Since you ask for other better ways to handle the problem, here's another way using data.table
:
require(data.table) ## 1.9.2+
setDT(df)
df[a %in% c(0,1,3,4) | c == 4, g := 3L]
df[a %in% c(2,5,7) | (a==1 & b==4), g := 2L]
Note the order of conditional statements is reversed to get g
correctly. There's no copy of g
made, even during the second assignment - it's replaced in-place.
On larger data this would have better performance than using nested if-else
, as it can evaluate both 'yes' and 'no' cases, and nesting can get harder to read/maintain IMHO.
Here's a benchmark on relatively bigger data:
# R version 3.1.0
require(data.table) ## 1.9.2
require(dplyr)
DT <- setDT(lapply(1:6, function(x) sample(7, 1e7, TRUE)))
setnames(DT, letters[1:6])
# > dim(DT)
# [1] 10000000 6
DF <- as.data.frame(DT)
DT_fun <- function(DT) {
DT[(a %in% c(0,1,3,4) | c == 4), g := 3L]

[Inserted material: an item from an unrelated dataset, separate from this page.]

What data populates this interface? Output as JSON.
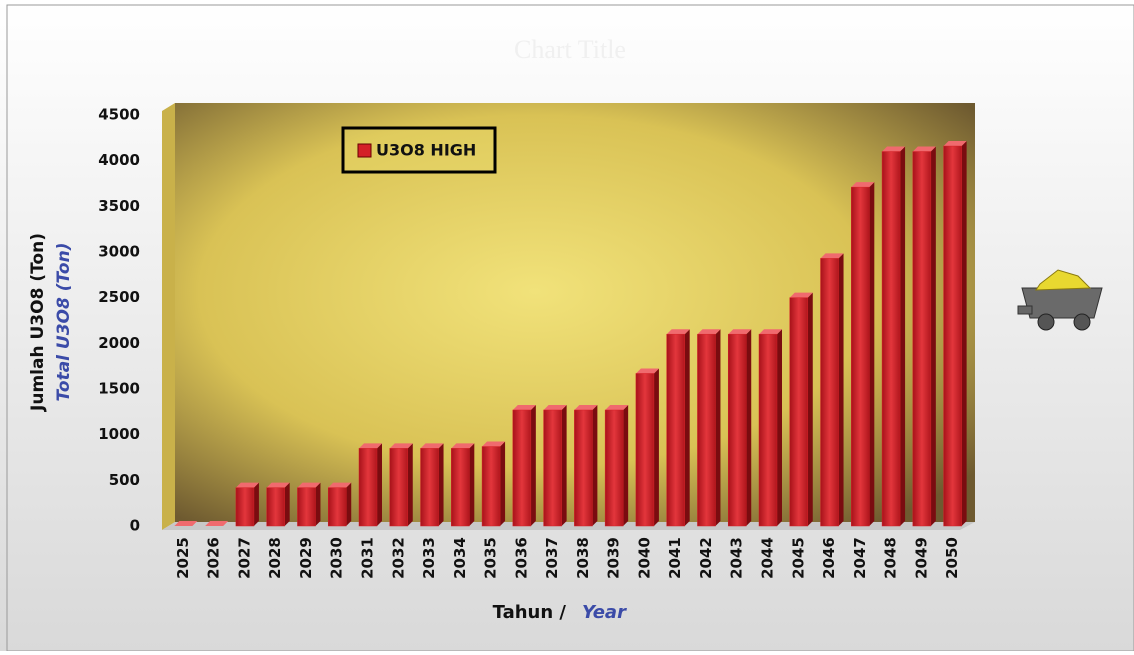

DT[a %in% c(2,5,7) | (a==1 & b==4), g := 2L]
}
DPLYR_fun <- function(DF) {
mutate(DF, g = ifelse(a %in% c(2,5,7) | (a==1 & b==4), 2L,
ifelse(a %in% c(0,1,3,4) | c==4, 3L, NA_integer_)))
}
BASE_fun <- function(DF) { # R v3.1.0
transform(DF, g = ifelse(a %in% c(2,5,7) | (a==1 & b==4), 2L,
ifelse(a %in% c(0,1,3,4) | c==4, 3L, NA_integer_)))
}
system.time(ans1 <- DT_fun(DT))
# user system elapsed
# 2.659 0.420 3.107
system.time(ans2 <- DPLYR_fun(DF))
# user system elapsed
# 11.822 1.075 12.976
system.time(ans3 <- BASE_fun(DF))
# user system elapsed
# 11.676 1.530 13.319
identical(as.data.frame(ans1), as.data.frame(ans2))
# [1] TRUE
identical(as.data.frame(ans1), as.data.frame(ans3))
# [1] TRUE
Not sure if this is an alternative you'd asked for, but I hope it helps.